Sydney drivers have paid a staggering $835 million in tolls in the past six months, with tolling company Transurban telling investors it has benefited from record traffic on the roads.
The company released record earnings of $1.66 billion for the six months ending December 31 on Tuesday, saying it was in a good position to reap the rewards of inflation, with tolls set to rise in coming years.
Tolls had already crept up by six per cent across Sydney, the market update noted in its highlights section, released to investors on Tuesday.
The company is "well positioned for rising inflation and interest rates" and can expect tolls to rise by 20 per cent over the next four years.
"$1 of toll revenue in September 2021 would illustratively grow to approximately $1.20 in June 2025 and continue compounding thereafter," the report says.
It comes after the government opened new sections of Westconnex in January, including the M4-M8 tunnels from Haberfield to St Peters in Sydney's inner west, which were acquired by Transurban.
The document says further widening of the M7-M12 will be approved imminently.
Transurban also told investors it sees future monetisation opportunities in a series of yet-to-be-completed roads, including the M6, Western Harbour Tunnel and Beaches Link.
CEO Scott Charlton said the company's urban road placement meant they were able to capture a diversity of leisure, travel and commuting trips.
"It is pleasing to see traffic for the half setting a new record for the business," Mr Charlton said.
"In Sydney, the M4-M8 link was opened in January ahead of schedule and on budget."
"This milestone represents the final element of the city shaping Westconnex project to be delivered by the Sydney Transport Partners consortium.
"The consolidated Westconnex asset is expected to continue to grow over the near term and play a critical role in connecting more than $10 billion of government road projects over the next six years."

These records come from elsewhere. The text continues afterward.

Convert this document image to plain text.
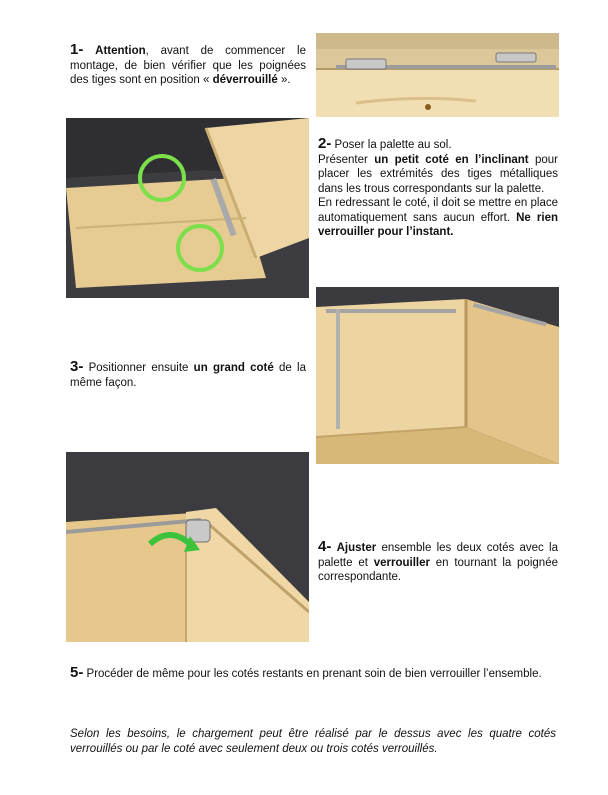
1- Attention, avant de commencer le montage, de bien vérifier que les poignées des tiges sont en position « déverrouillé ».
2- Poser la palette au sol.
Présenter un petit coté en l’inclinant pour placer les extrémités des tiges métalliques dans les trous correspondants sur la palette.
En redressant le coté, il doit se mettre en place automatiquement sans aucun effort. Ne rien verrouiller pour l’instant.
3- Positionner ensuite un grand coté de la même façon.
4- Ajuster ensemble les deux cotés avec la palette et verrouiller en tournant la poignée correspondante.
5- Procéder de même pour les cotés restants en prenant soin de bien verrouiller l’ensemble.
Selon les besoins, le chargement peut être réalisé par le dessus avec les quatre cotés verrouillés ou par le coté avec seulement deux ou trois cotés verrouillés.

The increase in traffic was proof NSW was bouncing back after the COVID-19 pandemic, Metropolitan Roads Minister Natalie Ward said on Tuesday.
"It also demonstrates drivers are choosing to use these major infrastructure projects because it gives them more time to spend with those they love," Ms Ward said.
Labor roads spokesman John Graham said Sydney was the most tolled city in the world.
"This is a problem of the government's own making. They have signed secret contracts and privatised toll roads," he said.
"Those deals are driving these record tolls."
The opposition have not announced their own policy to provide toll relief to Sydney drivers.
The comments were dismissed by Ms Ward, who said the government's infrastructure projects had been transformational, and were opposed by Labor "every step of the way".
"Labor's only policy on toll relief so far, has been to adopt our toll rebate scheme which is putting up to $750 back in the pockets of Sydney drivers," Ms Ward added.
"After 1315 days of (Mr Graham) being in the shadow portfolio, the real question is what is Labor's toll relief policy?"
The government has conducted a review of Sydney's tolling system, which was due for completion last September.
Its release has been delayed until after the election next month.